Has any element on the periodic table gotten better press lately than thorium? (Okay, maybe lithium, what with all the fuss over electric-car batteries.) The December issue of Wired has a long feature by Richard Martin on why good old Th could be a miracle fuel for nuclear power. Here's why it beats uranium, for starters:
Uranium is currently the actinide of choice for the [nuclear] industry, used (sometimes with a little plutonium) in 100 percent of the world’s commercial reactors. But it’s a problematic fuel. In most reactors, sustaining a chain reaction requires extremely rare uranium-235, which must be purified, or enriched, from far more common U-238.
The reactors also leave behind plutonium-239, itself radioactive (and useful to technologically sophisticated organizations bent on making bombs). And conventional uranium-fueled reactors require lots of engineering, including neutron-absorbing control rods to damp the reaction and gargantuan pressurized vessels to move water through the reactor core. If something goes kerflooey, the surrounding countryside gets blanketed with radioactivity (think Chernobyl). Even if things go well, toxic waste is left over.
When he took over as head of Oak Ridge in 1955, Alvin Weinberg realized that thorium by itself could start to solve these problems. It’s abundant—the US has at least 175,000 tons of the stuff—and doesn’t require costly processing. It is also extraordinarily efficient as a nuclear fuel. As it decays in a reactor core, its byproducts produce more neutrons per collision than conventional fuel. The more neutrons per collision, the more energy generated, the less total fuel consumed, and the less radioactive nastiness left behind.
Okay, so it's cheap and plentiful, coughs up less waste (and what waste does remain is far less nasty), and it's hard to make a weapon out of the byproducts. But if thorium reactors are so swell, uh, why don't we have any? Martin argues that it's partly an accident of history. In 1965, Weinberg built a working prototype molten-salt reactor, but the U.S. government preferred uranium reactors because it wanted the leftover plutonium to make bombs. And after Weinberg was ousted from Oak Ridge in 1973, thorium research withered away.
The rest gets blamed on path dependency. Nowadays, U.S. power companies seem to feel more at ease with the light-water reactors they've been running for decades. Even if thorium reactors could prove 50 percent more efficient than their uranium counterparts, utilities aren't keen on plunking down big bucks to build (and learn how to operate) a radically new reactor design. They're having a hard enough time getting old-fashioned reactors off the ground as is.

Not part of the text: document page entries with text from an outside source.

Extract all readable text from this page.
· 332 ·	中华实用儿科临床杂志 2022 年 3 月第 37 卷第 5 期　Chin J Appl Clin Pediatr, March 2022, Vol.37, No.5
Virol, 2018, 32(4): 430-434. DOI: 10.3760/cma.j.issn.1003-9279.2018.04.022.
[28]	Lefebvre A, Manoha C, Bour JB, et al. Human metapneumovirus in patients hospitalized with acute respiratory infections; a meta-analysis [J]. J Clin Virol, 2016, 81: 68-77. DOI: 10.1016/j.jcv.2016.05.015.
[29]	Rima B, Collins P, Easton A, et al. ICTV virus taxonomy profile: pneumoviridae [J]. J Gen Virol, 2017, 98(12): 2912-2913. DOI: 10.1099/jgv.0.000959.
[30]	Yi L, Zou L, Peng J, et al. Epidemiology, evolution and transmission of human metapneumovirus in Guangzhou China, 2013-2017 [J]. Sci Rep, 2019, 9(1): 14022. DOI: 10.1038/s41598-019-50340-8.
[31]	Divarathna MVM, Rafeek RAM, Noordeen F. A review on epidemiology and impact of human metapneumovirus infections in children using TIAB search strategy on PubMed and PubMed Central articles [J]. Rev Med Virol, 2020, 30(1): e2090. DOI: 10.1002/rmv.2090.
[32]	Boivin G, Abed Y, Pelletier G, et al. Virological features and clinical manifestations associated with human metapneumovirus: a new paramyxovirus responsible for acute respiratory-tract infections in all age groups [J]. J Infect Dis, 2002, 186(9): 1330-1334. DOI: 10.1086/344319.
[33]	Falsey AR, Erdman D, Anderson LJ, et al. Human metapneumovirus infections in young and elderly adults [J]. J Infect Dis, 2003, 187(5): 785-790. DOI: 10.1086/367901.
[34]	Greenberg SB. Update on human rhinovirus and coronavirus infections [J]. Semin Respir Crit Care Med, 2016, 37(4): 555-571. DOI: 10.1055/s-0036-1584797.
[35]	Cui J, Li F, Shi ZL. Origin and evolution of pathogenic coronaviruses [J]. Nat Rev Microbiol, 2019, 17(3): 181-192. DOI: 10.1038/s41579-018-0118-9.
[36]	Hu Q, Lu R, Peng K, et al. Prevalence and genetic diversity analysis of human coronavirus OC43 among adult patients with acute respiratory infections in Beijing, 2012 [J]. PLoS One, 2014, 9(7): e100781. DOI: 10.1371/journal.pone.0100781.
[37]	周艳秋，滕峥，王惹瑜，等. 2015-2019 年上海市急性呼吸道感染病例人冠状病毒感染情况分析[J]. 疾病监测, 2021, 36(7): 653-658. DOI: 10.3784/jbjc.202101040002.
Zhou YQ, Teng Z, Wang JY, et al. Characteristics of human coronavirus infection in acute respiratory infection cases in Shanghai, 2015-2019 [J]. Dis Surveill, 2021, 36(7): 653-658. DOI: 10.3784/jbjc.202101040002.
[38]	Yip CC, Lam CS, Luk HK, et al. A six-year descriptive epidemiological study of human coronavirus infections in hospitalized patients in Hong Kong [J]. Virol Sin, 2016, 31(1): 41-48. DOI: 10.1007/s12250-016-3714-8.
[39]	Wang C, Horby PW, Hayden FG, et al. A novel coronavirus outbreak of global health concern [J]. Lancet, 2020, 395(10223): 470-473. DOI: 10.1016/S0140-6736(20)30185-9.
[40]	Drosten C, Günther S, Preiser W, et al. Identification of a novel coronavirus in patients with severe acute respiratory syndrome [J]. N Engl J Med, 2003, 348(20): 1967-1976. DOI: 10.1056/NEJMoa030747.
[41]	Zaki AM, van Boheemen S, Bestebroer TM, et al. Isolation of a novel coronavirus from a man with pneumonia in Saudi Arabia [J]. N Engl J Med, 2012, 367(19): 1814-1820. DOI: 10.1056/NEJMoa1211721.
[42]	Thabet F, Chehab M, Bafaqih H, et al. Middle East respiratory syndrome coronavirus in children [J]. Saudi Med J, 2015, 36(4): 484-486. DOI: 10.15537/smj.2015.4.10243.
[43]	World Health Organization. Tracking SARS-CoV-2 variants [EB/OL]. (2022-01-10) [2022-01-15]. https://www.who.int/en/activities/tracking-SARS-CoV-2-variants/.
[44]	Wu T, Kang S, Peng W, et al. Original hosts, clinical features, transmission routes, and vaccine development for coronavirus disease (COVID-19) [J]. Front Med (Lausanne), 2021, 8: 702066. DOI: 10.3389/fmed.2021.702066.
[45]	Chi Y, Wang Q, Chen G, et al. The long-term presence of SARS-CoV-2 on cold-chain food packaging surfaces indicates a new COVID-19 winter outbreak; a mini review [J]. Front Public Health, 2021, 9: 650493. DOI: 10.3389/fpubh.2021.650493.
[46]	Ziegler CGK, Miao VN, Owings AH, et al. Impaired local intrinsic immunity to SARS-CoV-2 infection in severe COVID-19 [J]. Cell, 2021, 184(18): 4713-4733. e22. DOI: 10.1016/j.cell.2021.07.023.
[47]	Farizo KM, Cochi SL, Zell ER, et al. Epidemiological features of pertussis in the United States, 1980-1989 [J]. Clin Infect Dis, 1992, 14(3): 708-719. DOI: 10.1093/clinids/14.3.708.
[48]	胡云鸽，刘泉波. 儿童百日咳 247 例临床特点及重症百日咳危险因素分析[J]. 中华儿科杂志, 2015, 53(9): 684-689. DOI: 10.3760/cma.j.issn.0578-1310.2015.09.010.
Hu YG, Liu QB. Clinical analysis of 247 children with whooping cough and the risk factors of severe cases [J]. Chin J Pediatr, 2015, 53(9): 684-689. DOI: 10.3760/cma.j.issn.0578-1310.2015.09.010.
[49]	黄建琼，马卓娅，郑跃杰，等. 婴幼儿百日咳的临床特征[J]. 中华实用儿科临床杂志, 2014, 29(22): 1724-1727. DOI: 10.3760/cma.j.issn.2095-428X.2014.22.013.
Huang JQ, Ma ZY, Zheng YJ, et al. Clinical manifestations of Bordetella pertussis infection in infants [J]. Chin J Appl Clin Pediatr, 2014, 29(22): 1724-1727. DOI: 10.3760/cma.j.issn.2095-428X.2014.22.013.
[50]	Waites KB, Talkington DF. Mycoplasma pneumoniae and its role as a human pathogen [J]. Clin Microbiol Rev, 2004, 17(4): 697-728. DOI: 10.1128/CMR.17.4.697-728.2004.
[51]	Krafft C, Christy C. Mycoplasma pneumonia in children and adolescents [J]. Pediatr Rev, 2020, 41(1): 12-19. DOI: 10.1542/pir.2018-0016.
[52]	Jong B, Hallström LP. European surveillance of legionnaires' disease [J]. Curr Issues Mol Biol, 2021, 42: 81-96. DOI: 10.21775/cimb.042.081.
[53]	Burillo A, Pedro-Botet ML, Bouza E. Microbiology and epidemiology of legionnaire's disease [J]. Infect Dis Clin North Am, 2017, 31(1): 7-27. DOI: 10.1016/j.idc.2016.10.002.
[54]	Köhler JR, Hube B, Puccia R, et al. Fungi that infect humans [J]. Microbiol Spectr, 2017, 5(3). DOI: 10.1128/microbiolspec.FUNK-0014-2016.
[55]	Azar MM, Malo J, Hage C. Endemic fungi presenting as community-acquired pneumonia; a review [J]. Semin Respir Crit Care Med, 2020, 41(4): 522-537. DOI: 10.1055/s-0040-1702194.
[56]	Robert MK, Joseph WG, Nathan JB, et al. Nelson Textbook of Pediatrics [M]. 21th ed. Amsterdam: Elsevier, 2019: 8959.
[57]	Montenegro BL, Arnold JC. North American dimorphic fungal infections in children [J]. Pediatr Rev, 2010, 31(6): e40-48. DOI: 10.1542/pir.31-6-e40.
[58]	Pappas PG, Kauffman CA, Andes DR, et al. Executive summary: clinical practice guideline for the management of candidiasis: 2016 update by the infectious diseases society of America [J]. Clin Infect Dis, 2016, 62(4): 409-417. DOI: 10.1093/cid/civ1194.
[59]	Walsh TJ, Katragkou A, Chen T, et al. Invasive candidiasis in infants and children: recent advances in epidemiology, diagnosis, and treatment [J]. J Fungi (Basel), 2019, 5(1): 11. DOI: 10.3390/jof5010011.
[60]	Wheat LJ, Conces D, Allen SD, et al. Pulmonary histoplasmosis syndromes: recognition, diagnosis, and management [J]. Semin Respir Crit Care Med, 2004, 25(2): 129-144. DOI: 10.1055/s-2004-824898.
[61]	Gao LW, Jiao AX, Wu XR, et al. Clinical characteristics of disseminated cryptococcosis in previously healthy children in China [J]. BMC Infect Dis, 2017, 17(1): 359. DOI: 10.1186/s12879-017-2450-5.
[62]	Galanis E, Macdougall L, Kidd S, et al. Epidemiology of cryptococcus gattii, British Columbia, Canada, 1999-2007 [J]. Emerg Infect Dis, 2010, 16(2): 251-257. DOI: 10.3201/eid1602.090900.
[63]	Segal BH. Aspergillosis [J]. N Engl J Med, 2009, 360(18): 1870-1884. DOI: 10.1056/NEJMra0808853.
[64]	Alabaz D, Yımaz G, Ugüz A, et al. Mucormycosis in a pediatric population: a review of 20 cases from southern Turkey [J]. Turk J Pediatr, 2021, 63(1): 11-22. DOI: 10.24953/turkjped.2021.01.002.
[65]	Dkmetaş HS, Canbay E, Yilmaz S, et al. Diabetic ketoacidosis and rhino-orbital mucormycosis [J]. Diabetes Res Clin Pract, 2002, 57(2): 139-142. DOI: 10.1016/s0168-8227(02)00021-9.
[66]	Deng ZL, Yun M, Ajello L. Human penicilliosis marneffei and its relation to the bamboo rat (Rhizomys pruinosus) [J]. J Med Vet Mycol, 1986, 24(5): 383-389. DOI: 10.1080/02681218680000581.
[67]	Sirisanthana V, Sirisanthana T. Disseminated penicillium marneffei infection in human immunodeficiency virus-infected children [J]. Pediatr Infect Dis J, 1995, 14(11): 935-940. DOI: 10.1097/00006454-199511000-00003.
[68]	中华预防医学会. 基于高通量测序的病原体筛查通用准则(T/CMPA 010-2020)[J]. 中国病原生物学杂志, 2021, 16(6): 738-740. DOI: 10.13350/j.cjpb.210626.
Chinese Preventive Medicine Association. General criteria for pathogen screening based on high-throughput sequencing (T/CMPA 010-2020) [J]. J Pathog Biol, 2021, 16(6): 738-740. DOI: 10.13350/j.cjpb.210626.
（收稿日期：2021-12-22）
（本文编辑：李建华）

So that leaves a few options for thorium. A developing country that's not quite as invested in uranium could lead the charge: India and China both have very active thorium-research programs. Or we could mix thorium in with the fuel rods in existing reactors, known as a "seed-and-blanket" approach. You get less waste and fewer proliferation risks. But this is hard to pull off—as The New York Times reported in October, one method would require "a proton accelerator 10 times more power intense than anything that has been produced to date."
Still, thorium is starting to attract attention from Congress. Orrin Hatch and Harry Reid have been pitching legislation to put the fuel at the center of federal nuke research. The fact that the Yucca Mountain waste repository has been effectively shuttered seems to mean thorium's getting a second look. But it's not clear whether thorium reactors could out-compete all the other neat-sounding clean-energy gizmos on offer. So why not just slap a price on carbon, clear away some of the inefficient regulations in our power sector, and find out for sure?